Equipment Present day cyberspaces are delivered using personal computers, and we expect this to continue. However, we also expect that broad acceptance of the Global Cyberspace Infrastructure will require the invention of a new device, which we, adopting telephone terminology, are tentatively calling the Cyberspace Terminal.
Unlike computer terminals of the past, a Cyberspace Terminal will have the capability of acting as both a client (consumer) and a server (provider) on the Global Cyberspace network. It will supply the potential for any user to offer services to anyone else.
It will combine the best features of telephones, televisions, and computers. Like all digital appliances, it is, in fact, a computer, but its personality will be completely different. In most ways it will be more like a telephone than a computer or a television.
Like a telephone, it will be an instant‑on device, be extremely reliable, and have simple operation. No waiting for it to warm up or bootstrap. It will always be ready to help in an emergency. Anyone who can speak or push a few buttons will be able to operate it. It will simply work.
It will also deliver high performance at low cost, as a result of both the trajectory of electronics technology development and consumer market pressures. And finally, it must be multimedia capable. It must handle all the useful media formats of the future. This is particularly true of high‑quality motion picture compression, in whatever form this is finally developed. Eventually it may even be portable and wireless.
Network A critical component of the Global Cyberspace Infrastructure is of course the network. International deployment of digital network technology is already underway, but it is arriving in various formats, with wildly varying bandwidth and cost. So the question arises: Is there a minimum bandwidth or specific data format required for Cyberspace?
There are services which can operate adequately today using modems and dial‑up analog connections. Habitat is an example of such a service.

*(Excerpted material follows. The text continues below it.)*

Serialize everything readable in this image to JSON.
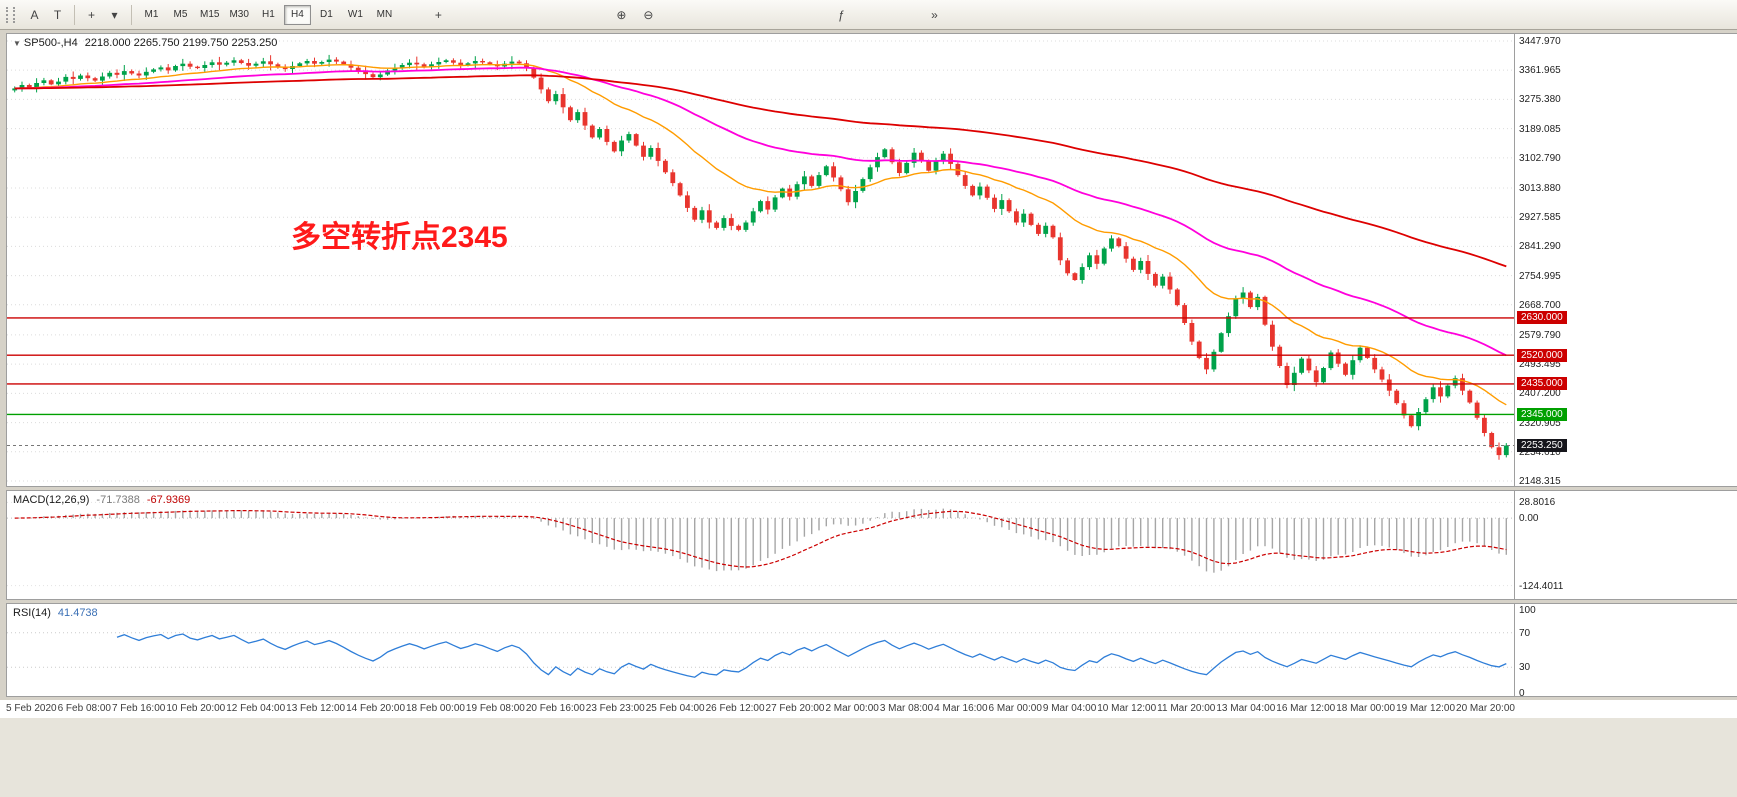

There are other services which are offered today, but are not really useful in their current form, and will require greater bandwidth in order to be truly viable. Electronic catalog shopping, for example, is a service that may be significantly improved by wide‑spread deployment of narrowband ISDN.
There are other services, such as delivery of video, which will require broadband ISDN, and we can speculate that in the future we will invent new services requiring even greater bandwidth.

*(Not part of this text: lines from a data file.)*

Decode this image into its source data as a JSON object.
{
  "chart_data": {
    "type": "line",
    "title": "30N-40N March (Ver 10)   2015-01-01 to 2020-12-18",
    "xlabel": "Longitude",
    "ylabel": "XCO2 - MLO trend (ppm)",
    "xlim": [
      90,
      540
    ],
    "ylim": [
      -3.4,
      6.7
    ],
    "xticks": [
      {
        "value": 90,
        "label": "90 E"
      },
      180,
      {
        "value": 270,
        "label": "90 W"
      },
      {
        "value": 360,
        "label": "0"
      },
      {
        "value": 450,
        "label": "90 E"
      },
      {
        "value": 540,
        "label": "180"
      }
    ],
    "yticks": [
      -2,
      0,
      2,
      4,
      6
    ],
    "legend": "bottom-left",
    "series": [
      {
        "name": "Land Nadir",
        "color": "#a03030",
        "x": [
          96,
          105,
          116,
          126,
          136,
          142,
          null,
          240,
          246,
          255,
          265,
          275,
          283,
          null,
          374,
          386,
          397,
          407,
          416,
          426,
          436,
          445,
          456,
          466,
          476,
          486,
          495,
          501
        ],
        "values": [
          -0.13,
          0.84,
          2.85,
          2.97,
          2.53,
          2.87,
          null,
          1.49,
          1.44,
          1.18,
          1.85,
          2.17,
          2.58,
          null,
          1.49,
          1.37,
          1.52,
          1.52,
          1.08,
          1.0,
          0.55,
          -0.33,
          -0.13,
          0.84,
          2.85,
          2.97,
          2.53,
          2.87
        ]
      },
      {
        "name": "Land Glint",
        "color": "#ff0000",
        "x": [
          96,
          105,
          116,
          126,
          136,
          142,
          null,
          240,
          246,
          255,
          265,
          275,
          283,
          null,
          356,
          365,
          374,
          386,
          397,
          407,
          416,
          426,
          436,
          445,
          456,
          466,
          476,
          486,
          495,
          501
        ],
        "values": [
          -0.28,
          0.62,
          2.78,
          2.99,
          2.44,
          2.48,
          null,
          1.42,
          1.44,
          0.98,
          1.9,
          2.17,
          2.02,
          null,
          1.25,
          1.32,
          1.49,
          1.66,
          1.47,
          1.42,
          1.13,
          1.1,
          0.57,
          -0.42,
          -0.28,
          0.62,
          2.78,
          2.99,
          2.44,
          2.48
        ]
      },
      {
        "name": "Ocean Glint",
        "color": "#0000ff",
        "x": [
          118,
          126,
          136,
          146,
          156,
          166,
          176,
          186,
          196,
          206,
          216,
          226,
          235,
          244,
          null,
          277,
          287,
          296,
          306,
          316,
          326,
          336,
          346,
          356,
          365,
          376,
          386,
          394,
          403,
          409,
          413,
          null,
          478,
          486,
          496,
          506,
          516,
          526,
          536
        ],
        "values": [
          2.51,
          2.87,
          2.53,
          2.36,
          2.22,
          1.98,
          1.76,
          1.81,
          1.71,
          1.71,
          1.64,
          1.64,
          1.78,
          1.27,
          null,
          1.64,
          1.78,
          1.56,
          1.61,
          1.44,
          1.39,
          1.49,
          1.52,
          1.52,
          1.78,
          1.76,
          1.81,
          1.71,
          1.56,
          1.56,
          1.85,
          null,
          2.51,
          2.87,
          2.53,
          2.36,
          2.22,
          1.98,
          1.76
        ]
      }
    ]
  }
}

The amount of bandwidth required for the Global Cyberspace Infrastructure is determined by the services to be offered rather than being some fundamental property of the medium itself. There are a few services which work adequately on analog lines with modems, some which require N‑ISDN, and others which require B‑ISDN.
The Global Cyberspace Infrastructure itself is independent of these pipeline issues. The more bandwidth available, the greater the range of services that can be provided. It should gracefully adapt and scale to the increased capabilities of improved networking technologies.
The Global Cyberspace Infrastructure can be built on top of any network, so long as it can, with some degree of reliability, send packets of bits there and back again.